As the number of monitoring sites of carbon dioxide (CO2) and water vapor fluxes is increasing and long-term measurements of these fluxes are popularized, guidelines for practical procedures of quality control of measured flux data are needed to produce reliable datasets which are suitable for data analysis.Several quality control tests for eddy covariance data have been proposed. To examine whether such tests are suitable for practical use, we applied three types of quality control tests to a two-year dataset obtained by the open-path eddy covariance method at a rice field. Raw data quality control tests detected time series inappropriate for flux calculations such as runs with rainfall or instrumental failure. Steady state tests detected two kinds of non-steady state runs. Monotonic trends were detected by the instationarity test, while intermediate changes of turbulence structure were detected by the nonstationarity test. Integral turbulence characteristic tests based on flux-variance similarity were useful for confirming whether turbulence was well developed or not.

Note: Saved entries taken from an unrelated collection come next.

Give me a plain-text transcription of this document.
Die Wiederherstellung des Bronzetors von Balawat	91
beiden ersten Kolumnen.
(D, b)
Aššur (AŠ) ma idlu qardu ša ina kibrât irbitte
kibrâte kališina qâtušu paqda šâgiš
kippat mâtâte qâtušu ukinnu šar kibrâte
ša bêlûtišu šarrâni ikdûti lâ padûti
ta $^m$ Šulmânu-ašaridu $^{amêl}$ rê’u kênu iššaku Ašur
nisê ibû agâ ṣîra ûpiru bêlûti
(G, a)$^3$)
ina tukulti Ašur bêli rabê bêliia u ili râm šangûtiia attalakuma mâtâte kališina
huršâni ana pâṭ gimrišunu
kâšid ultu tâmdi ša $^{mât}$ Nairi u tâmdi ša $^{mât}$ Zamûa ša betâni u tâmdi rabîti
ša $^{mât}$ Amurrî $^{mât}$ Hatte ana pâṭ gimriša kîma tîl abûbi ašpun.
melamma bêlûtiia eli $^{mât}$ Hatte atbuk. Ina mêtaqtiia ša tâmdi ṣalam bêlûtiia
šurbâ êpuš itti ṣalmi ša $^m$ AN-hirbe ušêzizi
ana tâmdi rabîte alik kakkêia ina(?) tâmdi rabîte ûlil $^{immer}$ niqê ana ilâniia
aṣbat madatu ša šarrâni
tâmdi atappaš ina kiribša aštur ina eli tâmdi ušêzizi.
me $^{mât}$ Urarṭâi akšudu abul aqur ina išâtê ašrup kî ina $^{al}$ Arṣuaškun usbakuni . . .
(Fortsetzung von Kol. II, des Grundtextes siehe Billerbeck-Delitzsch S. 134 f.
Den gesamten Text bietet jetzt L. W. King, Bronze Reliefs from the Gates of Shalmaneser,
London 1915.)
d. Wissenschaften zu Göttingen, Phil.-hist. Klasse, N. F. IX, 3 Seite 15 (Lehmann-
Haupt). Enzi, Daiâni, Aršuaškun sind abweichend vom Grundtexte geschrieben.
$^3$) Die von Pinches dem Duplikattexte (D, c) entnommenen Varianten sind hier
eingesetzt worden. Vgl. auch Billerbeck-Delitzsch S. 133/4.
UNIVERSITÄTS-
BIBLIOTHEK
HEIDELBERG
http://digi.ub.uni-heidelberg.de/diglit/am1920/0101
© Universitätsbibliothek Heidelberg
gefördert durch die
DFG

Results of these quality control tests, together with additional information on the length of recording time, wind direction relative to the sonic anemometer, and precipitation records were categorized into nine classes and combined for evaluation of the final data quality of the covariances. The final data quality was then evaluated as either discard, high quality, low quality, or normal quality. By visual inspection of the daily courses of CO2 fluxes, we confirmed that anomalies and unexpected covariances had been rightly judged to be discarded in the final data quality classification. Energy imbalance ratios also supported the evaluation of the final data quality as the average of the half-hourly energy imbalance ratios decreased with the increase of final data quality. We concluded that the quality control tests examined and the final data quality evaluation proposed in the present study provide a suitable guide to data quality and can be a useful tool for flux studies.